Armes: guerre ou paix au bout du compte

Le malaise grandit au premier jour de l'opération de collecte des armes de l'UCK par l'Otan. L'Alliance atlantique et les rebelles albanais se sont finalement entendus sur le chiffre de 3300 armes à collecter, un chiffre vigoureusement contesté par Skopje. En dépit des protestations des autorités macédoniennes, les soldats de l'Otan ont commencé leur travail, dans un climat de franche hostilité de la part de la population macédonienne.
Skopje avait joué la surenchère dès la fin de la semaine dernière, ne cessant de réévaluer à la hausse l'arsenal dont disposerait l'UCK: soixante, quatre-vingt, cent mille armes en tout genre. Et les réactions ne se sont pas faites attendre quand l'Otan et l'UCK se sont finalement entendues sur le chiffre de 3300 armes à collecter. «Cette estimation est risible», a tranché le premier ministre Ljubco Georgievski tandis que le porte-parole du gouvernement Antonio Milososki renchérissait sur un chiffre «pas sérieux» qui «encouragerait l'UCK à garder ses armes et à continuer la guerre».

Du côté de l'Alliance, le général danois Gunnar Lange, qui commande l'opération de désarmement, a opposé une fin de non-recevoir aux critiques de Skopje. Il a fait savoir en substance que cette estimation «crédible» ne regardait que l'OTAN et l'UCK et que les autorités macédoniennes n'avait pas à la négocier. Dimanche, les experts de la revue britannique Jane's Defense Weekly, spécialisée dans la défense, estimaient pour leur part l'arsenal de l'UCK à plus de 8000 fusils d'assaut, 250 mitrailleuses lourdes, 200 fusils pour tireurs d'élite et «jusqu'à 200 mortiers et 50 lance-missiles individuels».

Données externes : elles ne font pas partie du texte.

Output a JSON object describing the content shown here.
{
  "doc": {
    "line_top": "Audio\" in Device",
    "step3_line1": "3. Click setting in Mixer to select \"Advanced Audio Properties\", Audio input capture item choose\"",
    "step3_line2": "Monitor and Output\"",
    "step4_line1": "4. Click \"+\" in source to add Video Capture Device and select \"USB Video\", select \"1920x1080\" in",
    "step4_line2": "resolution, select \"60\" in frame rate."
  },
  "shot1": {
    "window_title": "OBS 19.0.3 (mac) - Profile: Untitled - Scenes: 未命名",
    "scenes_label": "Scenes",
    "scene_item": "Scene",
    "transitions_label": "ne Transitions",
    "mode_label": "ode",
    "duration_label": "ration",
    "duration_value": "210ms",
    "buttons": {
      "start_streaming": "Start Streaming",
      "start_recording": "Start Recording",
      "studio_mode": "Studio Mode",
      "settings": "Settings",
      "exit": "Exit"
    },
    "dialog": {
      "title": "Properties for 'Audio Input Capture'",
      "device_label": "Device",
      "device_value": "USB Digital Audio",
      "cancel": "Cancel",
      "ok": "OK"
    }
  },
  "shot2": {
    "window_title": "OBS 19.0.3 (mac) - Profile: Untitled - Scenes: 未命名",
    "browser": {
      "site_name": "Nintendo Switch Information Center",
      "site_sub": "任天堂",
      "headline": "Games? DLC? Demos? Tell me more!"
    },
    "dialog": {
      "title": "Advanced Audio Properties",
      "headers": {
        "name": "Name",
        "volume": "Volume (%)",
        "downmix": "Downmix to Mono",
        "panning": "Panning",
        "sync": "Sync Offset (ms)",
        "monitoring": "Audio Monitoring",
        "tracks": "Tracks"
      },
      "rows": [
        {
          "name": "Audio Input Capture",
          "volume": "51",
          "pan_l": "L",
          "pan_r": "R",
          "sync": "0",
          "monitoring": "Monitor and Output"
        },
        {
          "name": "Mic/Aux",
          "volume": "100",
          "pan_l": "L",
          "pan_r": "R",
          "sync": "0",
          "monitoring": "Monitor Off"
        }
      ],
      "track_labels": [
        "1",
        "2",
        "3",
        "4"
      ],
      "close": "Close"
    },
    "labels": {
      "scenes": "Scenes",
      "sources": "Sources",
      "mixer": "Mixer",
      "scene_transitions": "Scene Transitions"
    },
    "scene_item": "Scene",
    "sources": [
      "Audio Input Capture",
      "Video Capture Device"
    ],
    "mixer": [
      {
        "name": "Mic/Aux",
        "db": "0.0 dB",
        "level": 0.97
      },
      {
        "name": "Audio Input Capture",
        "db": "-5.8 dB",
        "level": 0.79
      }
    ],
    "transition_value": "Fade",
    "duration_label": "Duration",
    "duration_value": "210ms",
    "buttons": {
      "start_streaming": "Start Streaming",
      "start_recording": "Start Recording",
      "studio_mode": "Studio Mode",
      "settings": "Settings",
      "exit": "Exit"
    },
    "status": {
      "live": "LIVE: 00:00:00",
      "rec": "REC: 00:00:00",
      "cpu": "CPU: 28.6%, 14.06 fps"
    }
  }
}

Le processus de paix défini par les accords d'Ohrid menacé

Au-delà d'une simple querelle de chiffres, l'Otan prend sans doute un risque politique en ne tenant pas compte des réticences de Skopje. Les accords d'Ohrid, conclus au début du mois entre les partis macédoniens et albanais pour mettre un terme à six mois d'affrontements en Macédoine, ne doivent trouver leur débouché législatif qu'une fois le tiers des armes de l'UCK remis à l'Otan. Assurément, un tel désaccord, à la base, sur l'importance de cet arsenal augure mal de la suite. Bien plus, l'Alliance place le président macédonien Trajkovski dans une situation délicate : le chef de l'Etat, qu'elle considère comme un interlocuteur modéré et qu'elle privilégie au premier ministre ou au ministre de l'Intérieur, ouvertement nationalistes, risque d'avoir du mal à justifier l'opération de collecte aux yeux de ses concitoyens. Boris Trajkovski avait déjà dû se résigner à un renforcement significatif du contingent de l'Otan: alors qu'on évoquait encore en début de semaine dernière l'envoi de 3500 hommes, ce sont désormais près de 5000 soldats qui devraient se déployer dans le pays. Trajkovski ne cache pas son irritation et on a pu redouter tout au long du week-end qu'il ne décide une suspension pure et simple de l'opération.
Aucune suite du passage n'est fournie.